When you think of design within events, it’s normal to assume it just covers what the delegate or attendee will see. In reality however, design stretches far beyond what you may initially think.

So, what exactly does design cover?

Of course, big factors of design are the visual elements; the beautifully decorated walls, logos, photography and overall ambience that all come together to paint a carefully orchestrated picture of what your brand is trying to portray. Design also impacts other touchpoints, such as advertising and the event app but it heavily influences the unseen parts too. Think behind the scenes, the zoning of areas, the flow of the delegates and the location of activations. Everything that’s experienced from start to finish at an event has been meticulously designed with a purpose in mind; to deliver a fantastic experience.

Chances are, the next time you are at an event and you walk through a security gate, see a bin in a certain place or follow a predetermined route, as simple as that may sound, someone has spent a long time designing it that way to create the best delegate experience.

Breaking down creative and design

When working on events, there are two words that are often used within the studio; creative and design.

When we talk about creative, this is not just the decoration but the underlying spark of inspiration, which can develop into a narrative or story and unfold in a visual theme throughout the event – a cohesive thread, visually embodied in the design.
The design however is the visual look and feel; the logo, branding, photography and textures used to visually identify the venue or collateral. It’s everything that the end user experiences consciously or subconsciously from the first instant they hear or see information about the event, to the lasting memories they are left with. The more cohesively design and creative work together, the stronger the impact.
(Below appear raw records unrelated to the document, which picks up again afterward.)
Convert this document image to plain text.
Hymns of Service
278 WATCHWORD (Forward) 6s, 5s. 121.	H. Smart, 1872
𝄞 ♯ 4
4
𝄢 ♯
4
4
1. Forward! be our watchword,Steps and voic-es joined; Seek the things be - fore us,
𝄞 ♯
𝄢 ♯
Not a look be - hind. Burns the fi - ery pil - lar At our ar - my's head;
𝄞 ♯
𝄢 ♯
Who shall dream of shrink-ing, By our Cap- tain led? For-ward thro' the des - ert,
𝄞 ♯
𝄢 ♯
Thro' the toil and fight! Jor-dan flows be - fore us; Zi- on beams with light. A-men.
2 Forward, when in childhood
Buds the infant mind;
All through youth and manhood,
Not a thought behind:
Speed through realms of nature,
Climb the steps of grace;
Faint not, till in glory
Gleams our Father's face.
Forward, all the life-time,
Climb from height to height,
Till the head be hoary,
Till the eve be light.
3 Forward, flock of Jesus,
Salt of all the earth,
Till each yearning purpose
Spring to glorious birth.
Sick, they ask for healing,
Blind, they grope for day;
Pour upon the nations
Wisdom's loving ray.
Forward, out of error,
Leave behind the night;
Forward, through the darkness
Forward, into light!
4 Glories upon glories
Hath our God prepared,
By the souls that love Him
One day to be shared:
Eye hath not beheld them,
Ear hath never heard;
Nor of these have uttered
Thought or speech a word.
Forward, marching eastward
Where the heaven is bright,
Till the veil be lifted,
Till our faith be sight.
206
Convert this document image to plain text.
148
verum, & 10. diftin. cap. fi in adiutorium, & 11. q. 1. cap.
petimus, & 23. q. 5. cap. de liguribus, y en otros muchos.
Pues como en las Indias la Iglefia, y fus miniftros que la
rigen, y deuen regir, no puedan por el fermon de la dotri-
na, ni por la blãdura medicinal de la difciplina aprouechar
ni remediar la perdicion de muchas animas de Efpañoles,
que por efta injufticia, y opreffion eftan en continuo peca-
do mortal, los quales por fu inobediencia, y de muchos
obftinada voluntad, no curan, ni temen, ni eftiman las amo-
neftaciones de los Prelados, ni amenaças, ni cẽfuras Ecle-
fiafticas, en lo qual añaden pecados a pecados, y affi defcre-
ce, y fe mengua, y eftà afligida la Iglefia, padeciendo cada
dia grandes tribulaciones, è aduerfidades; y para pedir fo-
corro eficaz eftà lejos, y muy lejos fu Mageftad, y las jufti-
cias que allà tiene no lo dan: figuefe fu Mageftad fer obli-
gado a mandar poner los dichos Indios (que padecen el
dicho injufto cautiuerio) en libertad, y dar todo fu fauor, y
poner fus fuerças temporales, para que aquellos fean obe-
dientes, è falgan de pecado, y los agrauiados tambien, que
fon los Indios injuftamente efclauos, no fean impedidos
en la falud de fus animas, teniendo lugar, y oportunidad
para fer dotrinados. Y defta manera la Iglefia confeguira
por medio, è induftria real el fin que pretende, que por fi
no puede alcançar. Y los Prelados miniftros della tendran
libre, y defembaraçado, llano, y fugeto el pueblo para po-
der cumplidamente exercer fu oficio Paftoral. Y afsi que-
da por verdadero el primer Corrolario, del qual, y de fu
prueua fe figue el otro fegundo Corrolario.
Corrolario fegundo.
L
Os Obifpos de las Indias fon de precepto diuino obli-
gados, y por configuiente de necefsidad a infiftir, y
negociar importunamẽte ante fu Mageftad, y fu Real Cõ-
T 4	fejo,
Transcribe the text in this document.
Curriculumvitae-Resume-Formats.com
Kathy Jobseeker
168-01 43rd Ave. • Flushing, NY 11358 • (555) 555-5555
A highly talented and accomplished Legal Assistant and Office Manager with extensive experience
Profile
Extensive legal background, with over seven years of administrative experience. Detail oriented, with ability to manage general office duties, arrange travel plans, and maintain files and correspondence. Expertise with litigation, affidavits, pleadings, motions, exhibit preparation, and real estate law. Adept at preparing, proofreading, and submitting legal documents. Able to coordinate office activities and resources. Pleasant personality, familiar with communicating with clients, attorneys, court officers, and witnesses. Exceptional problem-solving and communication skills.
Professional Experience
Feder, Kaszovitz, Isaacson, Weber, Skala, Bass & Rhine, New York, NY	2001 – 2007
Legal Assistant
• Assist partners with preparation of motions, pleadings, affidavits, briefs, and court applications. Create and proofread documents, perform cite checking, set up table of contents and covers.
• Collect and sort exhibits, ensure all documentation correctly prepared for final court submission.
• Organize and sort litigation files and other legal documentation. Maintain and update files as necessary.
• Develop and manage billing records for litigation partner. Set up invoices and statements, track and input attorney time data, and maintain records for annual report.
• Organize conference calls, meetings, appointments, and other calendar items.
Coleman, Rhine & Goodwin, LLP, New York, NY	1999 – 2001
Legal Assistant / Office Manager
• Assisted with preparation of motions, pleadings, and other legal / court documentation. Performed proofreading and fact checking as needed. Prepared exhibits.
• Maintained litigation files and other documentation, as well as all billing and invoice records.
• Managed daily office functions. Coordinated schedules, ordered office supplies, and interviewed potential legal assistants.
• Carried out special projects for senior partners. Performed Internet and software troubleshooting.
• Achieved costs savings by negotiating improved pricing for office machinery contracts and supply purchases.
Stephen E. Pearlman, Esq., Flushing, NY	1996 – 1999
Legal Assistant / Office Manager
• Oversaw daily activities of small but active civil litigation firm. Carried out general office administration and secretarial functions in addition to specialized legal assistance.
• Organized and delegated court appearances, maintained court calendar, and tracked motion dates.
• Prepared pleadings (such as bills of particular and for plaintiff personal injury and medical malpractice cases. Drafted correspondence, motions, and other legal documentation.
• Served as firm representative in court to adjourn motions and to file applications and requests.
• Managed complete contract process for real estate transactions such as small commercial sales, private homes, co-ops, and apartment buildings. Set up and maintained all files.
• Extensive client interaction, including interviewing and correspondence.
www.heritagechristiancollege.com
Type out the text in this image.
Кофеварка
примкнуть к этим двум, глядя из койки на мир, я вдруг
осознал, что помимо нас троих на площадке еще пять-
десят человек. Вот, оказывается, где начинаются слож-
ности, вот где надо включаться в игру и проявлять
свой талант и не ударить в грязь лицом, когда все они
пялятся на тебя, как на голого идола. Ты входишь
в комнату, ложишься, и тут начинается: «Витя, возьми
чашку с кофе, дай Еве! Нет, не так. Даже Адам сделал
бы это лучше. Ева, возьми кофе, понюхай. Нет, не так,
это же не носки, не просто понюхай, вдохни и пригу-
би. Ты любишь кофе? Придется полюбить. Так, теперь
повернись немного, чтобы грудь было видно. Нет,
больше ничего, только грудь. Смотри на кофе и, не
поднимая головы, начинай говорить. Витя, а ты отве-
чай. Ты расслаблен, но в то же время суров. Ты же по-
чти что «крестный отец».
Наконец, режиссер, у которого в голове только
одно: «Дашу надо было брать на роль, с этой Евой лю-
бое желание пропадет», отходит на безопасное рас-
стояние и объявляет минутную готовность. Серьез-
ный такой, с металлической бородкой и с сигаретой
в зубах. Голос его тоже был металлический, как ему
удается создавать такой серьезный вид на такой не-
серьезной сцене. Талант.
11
For example, an event showcasing the future of the environment might feature creative centred around flowing nature and an organic theme. In turn the design would reflect this with large curved walls, an earthy colour palette and carpet cuttings made from sustainable sources and materials.

Identity Design

Designing for the senses

The main reason a delegate will attend a live event is for the experience. Having a delegate there in person allows us to cater for each of their senses and deliver an experience which genuinely amazes and adds value. When creating an environment, a lot of thought goes into areas that are often taken for granted. Lighting, carpets, wall textures and acoustics all help to create an experience that is not only memorable but will want people to talk about it. This applies to the digital world too, whether it’s how a button on an app behaves or the tone of voice in the communications, it all needs to excite the senses to take it to another level.

Designing a space

As we’ve mentioned before, a fundamental part of an events design is how the end user experiences the space. Quite often, with such a large amount of people in one area, a lot of thought needs to be put into how they will flow around a venue and experience all that’s on offer. This becomes increasingly more important when you consider VIP guests and even more so in the age of COVID-19.

As with a lot of good design, it shouldn’t necessarily be immediately obvious but it should feel right. An example might be a catering area, just before lunch. Let’s say 250 delegates have broken up into separate talks in five separate locations. As they all come piling out of their respective rooms, it’s important to visualise how these people will enter the catering area, how they will queue, how many will need to sit at tables and with what style tables. Then we will need to take into account if there should be multiple access points, how will they know how navigate the area and on a grander scale, facilities like toilets and smoking areas should be nearby. This area then needs to work in harmony with other areas, even areas that delegates are not going to see but those that play an important role in the functioning of the event. The venue becomes an organic behemoth with all parts working in harmony to deliver an overwhelmingly positive experience.

How to take control of the creature!

In short, good design stems from a good brief. The clearer the brief, the more effectively the design can evolve and cater for all the elements required though this is easier said than done and does not have to be in silo. Working closely with clients lets us share our knowledge and experience, factoring in requirements that may not have initially been thought of. It’s our role as creative and event experts to understand that as good as a brief may be, it cannot tell the future so we need to react accordingly. So much can change during the issuing of a brief and the event go live date, it’s important to be responsive and agile to any changes that may occur.

Design does not stop when the doors open, it continues to work as the event is live and beyond.

But what about the future?

At present we are living in a unique period within the events industry, brought about by COVID-19. With large and in-person gatherings extremely restricted, it’s digital that is facilitating the delivery of live events for the interim, which will undoubtedly impact the longer-term vision for events overall.

Humans by nature like to share experiences and to excite our senses – so it’s how we now develop that moving forward. Using techniques such as clever delegate flow, environments that allow safe social distancing, sustainable building materials and a mixture of live and digital engagement, it’s our challenge to use design to make live events both possible and safe.